The genetics testing company 23andMe licensed the rights to a drug it developed in-house to a Spanish pharmaceutical company, Bloomberg reported. This is the first time that the company has directly sold a product it created using the genetic information collected from users.
23andMe has already shared genetic data with pharmaceutical companies. GlaxoSmithKline has the exclusive rights to use its data for drug development, and purchased a $300 million stake in the company in 2018. But those drug companies use the company’s data to create their own drugs. In this case, 23andMe identified a drug candidate and conducted animal studies on that drug internally before selling it.
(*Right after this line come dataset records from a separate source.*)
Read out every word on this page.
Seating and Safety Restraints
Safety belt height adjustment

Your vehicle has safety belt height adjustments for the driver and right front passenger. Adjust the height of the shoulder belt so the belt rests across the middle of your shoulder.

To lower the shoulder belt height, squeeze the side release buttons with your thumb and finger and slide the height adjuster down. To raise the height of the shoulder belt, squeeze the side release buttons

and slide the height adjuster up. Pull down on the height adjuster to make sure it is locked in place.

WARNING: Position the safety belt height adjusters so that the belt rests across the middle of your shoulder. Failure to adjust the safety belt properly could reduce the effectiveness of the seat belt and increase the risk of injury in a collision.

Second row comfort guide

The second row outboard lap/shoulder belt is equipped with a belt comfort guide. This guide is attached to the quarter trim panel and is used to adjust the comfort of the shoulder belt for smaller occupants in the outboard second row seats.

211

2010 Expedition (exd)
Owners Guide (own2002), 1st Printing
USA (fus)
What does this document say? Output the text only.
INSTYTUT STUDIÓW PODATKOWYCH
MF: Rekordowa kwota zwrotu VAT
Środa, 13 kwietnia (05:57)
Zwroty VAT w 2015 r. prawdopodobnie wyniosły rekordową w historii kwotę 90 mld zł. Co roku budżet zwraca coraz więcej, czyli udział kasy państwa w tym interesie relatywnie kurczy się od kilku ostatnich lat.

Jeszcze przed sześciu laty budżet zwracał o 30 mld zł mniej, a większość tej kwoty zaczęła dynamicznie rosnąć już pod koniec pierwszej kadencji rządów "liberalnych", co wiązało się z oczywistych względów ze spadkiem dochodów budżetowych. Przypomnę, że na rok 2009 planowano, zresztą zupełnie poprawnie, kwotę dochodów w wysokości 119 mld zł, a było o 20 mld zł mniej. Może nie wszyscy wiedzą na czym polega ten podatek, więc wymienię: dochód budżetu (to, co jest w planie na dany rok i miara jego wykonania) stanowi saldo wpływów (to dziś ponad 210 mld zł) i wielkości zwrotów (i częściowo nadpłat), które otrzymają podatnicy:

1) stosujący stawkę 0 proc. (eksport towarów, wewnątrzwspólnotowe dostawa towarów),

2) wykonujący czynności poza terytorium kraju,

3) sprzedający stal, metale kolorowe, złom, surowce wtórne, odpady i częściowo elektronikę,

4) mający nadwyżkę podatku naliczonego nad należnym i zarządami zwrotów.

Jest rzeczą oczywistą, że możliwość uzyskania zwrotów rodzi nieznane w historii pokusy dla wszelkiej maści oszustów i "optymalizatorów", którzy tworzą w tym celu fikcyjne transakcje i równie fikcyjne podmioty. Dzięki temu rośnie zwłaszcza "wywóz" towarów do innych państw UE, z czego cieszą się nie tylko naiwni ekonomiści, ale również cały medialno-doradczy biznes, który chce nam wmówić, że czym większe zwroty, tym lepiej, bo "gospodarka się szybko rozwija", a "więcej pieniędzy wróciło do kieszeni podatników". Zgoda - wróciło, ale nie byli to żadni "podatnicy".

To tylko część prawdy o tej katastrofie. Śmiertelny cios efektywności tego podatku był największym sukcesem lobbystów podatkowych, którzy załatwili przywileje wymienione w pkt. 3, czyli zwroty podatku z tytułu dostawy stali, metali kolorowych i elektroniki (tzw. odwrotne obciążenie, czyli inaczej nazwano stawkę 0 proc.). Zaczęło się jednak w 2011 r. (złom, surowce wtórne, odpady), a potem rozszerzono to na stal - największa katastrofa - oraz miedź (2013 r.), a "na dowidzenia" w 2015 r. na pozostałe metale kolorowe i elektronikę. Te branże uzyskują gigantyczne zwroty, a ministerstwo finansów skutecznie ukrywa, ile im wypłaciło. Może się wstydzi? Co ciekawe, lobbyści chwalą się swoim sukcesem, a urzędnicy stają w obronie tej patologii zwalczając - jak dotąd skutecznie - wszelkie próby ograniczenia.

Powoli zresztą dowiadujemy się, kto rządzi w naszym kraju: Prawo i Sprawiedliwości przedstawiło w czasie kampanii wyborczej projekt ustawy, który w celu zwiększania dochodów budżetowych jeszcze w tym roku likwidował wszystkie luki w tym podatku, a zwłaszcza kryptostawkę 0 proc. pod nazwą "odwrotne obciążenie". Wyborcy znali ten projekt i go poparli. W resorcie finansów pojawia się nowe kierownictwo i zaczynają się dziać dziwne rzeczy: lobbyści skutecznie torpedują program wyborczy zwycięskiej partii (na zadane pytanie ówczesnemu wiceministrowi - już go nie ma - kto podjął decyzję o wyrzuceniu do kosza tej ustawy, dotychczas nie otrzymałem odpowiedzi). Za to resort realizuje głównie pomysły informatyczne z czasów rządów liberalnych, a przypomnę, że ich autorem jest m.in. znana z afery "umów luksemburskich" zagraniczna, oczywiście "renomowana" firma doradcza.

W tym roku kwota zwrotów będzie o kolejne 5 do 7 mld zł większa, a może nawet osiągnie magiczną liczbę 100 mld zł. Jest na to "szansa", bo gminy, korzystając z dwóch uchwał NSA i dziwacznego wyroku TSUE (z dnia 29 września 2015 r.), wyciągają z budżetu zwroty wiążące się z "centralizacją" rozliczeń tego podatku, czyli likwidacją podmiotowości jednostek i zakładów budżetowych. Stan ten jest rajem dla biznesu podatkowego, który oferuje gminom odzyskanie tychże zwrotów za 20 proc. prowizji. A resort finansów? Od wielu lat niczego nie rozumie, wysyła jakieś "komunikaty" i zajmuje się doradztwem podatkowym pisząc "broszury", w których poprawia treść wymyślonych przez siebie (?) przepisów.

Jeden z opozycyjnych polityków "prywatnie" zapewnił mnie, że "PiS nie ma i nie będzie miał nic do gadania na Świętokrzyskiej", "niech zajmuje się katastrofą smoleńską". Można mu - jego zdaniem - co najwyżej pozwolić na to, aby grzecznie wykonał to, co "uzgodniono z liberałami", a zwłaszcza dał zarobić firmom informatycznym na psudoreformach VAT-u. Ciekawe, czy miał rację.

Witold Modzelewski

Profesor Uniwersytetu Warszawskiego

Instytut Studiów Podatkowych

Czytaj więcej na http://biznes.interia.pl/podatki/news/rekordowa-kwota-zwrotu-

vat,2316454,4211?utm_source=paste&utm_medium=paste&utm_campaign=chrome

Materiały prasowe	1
The Spanish company, Almirall, will take the product through human trials.
“We’ve now gone from database to discovery to developing a drug,” Emily Drabant Conley, 23andMe’s vice president of business development, told Bloomberg.
The company’s repository of genetic and health data is a gold mine for drug development because researchers can look for relationships between particular genes and health outcomes and target them with therapeutics. The company has genetic data on around 10 million people, and it says around 80 percent agreed to let their anonymized data be used for research, including drug research. The terms of service say that customers who agree to let their data be used will not see any financial benefit, even if that data helps develop a blockbuster drug.
The drug the company sold to Almirall is a molecule that blocks signals from small proteins that are involved in autoimmune diseases. 23andMe targeted the compound to treat psoriasis, an autoimmune disease that causes red and scaly skin patches.